I also had my 1962 Lambretta TV175's front fender repaired. You can read about that here.

Furthermore, if you are or know a teacher in public education, like myself, then you know how it feels to interview mid-summer for work every summer, because the economy is crap.

The layshaft disassembly went well and at close inspection, without surprise, Christopher M. did a great job rebuilding it when he rebuilt the engine only 15 miles ago. I felt bad tearing it down, but better safe than sorry. I bought a layshaft rebuild kit I will install.

You will note that the top plate is warped looking. According to Gene M. the only way to avoid that is to have a machine that installs all the rivets at once at the same time for even distribution. The small warping does not hurt the function.

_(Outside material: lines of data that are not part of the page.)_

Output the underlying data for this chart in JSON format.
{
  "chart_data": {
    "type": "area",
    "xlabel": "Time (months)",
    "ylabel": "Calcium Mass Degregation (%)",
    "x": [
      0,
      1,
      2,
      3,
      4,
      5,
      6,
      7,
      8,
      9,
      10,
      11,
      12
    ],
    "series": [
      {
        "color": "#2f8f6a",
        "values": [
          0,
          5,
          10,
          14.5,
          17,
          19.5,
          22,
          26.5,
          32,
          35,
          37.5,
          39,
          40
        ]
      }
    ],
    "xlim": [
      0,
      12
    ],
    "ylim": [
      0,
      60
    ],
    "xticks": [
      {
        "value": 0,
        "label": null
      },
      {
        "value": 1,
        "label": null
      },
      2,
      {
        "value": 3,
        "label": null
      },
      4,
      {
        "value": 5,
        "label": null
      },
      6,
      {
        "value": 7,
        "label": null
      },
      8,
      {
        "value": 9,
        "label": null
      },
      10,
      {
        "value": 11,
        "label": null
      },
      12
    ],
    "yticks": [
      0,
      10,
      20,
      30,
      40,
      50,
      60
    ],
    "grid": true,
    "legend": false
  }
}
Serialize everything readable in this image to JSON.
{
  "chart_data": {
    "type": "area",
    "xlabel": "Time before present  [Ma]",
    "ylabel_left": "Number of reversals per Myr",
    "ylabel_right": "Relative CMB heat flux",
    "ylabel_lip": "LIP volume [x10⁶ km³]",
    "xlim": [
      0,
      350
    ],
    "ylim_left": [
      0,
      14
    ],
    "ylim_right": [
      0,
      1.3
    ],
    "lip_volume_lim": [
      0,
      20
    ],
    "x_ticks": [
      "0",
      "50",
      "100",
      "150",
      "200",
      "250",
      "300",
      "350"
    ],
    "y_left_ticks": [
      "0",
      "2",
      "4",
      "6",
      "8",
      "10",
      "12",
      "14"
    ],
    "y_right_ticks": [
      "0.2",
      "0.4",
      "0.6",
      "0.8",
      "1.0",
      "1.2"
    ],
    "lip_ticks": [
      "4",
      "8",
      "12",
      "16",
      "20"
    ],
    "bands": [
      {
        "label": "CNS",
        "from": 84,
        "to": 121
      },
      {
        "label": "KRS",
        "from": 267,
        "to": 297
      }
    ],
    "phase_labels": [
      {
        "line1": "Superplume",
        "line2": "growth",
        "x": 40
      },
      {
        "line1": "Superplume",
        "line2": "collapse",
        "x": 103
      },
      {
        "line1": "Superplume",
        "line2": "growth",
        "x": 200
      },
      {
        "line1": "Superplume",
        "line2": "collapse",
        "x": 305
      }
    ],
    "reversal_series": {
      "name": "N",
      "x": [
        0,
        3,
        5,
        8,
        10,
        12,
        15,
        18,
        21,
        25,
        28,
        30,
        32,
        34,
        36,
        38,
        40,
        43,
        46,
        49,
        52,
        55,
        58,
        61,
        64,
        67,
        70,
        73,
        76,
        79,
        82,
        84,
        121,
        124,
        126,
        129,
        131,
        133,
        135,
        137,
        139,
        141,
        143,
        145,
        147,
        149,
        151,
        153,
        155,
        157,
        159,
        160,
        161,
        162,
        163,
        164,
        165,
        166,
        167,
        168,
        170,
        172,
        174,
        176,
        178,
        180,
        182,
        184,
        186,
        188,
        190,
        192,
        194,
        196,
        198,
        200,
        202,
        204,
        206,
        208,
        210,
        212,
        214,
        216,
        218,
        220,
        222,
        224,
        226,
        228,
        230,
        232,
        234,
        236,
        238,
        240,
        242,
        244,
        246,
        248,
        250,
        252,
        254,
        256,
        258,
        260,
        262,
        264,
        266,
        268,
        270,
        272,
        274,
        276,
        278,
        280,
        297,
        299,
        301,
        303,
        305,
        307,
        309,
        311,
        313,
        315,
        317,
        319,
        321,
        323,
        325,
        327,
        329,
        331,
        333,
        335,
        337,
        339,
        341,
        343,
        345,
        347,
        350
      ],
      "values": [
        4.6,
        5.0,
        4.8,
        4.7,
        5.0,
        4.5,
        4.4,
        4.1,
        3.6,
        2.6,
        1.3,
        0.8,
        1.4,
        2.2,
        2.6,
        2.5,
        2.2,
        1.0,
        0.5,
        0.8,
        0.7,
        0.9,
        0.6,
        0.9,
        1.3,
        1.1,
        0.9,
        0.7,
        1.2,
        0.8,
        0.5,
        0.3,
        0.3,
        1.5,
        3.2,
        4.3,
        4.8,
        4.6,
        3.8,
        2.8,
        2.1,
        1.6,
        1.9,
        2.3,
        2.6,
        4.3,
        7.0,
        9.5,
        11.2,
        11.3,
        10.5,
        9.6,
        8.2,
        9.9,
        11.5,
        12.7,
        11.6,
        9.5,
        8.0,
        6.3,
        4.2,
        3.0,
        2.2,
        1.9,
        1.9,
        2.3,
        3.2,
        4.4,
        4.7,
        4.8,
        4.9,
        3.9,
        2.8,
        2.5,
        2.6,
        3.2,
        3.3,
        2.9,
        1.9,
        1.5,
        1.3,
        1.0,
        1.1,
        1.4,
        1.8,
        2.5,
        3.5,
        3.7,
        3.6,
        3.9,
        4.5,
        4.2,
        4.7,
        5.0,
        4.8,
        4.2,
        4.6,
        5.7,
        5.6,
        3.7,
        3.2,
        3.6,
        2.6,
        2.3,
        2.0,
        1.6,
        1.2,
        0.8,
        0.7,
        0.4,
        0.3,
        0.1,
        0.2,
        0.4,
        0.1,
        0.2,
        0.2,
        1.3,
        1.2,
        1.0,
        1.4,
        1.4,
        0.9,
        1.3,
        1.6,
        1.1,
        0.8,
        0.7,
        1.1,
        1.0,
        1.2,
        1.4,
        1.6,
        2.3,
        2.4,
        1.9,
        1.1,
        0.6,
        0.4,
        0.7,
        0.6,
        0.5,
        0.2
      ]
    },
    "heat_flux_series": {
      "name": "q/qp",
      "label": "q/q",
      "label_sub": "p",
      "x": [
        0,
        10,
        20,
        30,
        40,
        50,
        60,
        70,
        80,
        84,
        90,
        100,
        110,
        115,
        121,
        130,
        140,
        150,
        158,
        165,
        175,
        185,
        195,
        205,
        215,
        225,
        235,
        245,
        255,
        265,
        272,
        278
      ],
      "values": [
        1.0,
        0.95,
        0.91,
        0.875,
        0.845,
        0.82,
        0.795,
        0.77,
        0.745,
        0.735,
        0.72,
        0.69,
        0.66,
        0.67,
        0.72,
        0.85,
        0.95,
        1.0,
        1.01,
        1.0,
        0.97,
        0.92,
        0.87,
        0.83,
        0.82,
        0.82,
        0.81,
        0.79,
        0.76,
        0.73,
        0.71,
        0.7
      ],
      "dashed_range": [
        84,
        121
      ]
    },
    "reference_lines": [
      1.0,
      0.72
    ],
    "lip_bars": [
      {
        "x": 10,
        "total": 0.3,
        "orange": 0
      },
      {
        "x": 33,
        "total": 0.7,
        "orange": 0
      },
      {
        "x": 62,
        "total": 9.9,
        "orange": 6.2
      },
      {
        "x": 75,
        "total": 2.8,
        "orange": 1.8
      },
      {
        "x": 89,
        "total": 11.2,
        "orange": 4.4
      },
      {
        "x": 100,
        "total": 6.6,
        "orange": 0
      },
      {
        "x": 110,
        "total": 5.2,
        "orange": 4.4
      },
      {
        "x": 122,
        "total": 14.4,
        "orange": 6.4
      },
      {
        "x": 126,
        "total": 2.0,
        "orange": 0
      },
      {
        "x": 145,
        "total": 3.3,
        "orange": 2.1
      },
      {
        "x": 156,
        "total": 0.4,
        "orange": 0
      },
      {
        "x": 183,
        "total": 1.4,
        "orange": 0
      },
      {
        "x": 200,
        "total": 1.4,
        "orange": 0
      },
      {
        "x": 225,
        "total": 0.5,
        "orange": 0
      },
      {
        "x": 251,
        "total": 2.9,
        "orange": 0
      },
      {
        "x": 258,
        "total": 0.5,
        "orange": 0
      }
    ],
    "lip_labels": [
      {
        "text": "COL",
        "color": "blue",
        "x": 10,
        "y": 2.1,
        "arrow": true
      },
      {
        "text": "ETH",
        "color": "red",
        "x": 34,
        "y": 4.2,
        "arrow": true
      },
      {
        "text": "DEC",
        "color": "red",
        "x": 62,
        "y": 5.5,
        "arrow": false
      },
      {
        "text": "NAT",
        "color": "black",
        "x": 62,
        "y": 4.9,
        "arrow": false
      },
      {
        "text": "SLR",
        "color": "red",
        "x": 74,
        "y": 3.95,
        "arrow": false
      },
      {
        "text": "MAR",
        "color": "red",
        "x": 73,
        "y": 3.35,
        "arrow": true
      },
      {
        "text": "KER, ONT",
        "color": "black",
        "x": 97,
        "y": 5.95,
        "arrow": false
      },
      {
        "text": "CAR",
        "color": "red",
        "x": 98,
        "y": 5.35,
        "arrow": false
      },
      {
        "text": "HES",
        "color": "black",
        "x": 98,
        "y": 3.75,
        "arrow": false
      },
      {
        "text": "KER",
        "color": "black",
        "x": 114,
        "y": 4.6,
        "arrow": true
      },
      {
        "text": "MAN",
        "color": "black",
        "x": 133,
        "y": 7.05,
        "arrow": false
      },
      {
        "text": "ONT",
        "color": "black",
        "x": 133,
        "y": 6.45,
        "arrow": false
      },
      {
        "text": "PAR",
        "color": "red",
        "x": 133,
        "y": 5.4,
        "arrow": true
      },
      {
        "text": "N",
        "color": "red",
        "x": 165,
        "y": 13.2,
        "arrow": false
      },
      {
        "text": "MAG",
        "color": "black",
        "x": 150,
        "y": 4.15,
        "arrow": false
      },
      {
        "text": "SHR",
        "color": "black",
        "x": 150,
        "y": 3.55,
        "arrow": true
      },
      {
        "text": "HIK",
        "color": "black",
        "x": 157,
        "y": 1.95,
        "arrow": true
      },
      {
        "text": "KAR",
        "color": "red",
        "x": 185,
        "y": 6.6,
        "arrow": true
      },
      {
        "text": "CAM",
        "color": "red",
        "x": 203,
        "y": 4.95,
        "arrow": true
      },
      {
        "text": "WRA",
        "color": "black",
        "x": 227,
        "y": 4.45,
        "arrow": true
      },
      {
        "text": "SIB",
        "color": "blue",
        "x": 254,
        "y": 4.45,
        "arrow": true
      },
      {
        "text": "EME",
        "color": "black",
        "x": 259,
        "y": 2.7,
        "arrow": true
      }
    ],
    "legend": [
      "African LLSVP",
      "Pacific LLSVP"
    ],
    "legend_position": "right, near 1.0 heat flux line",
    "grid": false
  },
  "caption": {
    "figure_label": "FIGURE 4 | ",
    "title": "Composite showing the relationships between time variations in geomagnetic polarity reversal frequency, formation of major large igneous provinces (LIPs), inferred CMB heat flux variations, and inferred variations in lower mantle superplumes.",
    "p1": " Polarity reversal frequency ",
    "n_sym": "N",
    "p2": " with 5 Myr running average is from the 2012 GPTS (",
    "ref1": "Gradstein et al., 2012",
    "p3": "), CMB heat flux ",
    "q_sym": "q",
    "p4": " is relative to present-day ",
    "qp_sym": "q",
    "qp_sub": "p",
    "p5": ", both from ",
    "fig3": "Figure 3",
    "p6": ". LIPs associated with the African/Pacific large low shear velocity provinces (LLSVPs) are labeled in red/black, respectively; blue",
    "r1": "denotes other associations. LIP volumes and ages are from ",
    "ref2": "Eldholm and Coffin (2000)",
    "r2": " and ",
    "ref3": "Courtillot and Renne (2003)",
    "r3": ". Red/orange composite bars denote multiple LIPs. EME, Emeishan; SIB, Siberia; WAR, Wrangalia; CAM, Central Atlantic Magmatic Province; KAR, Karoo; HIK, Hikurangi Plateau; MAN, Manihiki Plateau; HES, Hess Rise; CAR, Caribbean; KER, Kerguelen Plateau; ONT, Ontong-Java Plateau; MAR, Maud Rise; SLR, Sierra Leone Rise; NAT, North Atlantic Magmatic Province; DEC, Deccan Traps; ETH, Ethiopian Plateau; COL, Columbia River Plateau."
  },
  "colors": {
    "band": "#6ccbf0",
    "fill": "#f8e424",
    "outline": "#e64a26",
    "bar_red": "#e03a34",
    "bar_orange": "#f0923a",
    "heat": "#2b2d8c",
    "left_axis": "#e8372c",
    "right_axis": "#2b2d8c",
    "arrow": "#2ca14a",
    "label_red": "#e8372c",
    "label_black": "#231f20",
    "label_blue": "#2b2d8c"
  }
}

The only pain in the butt was removing the rivets once I got the top and bottom plates off. It required a lot of drilling and Dremel grinding and patience. I was stressed I would grind the "seat" where the plate rests or the lip the plate rests against and twice, by accident, I hit it extremely lightly. I wish I had the attachment for the circular blade for my Dremel. That would have been best I think. I rarely need it and it costs quite a bit for the limited use I would give it.

Tomorrow I hope to rebuild the layshaft with new parts. Christopher M. did install a sealed bearing into the layshaft and I will remove one seal so the oil can get in there the way Vespa intended it to. In the mean time I am soaking my new corks for the clutch.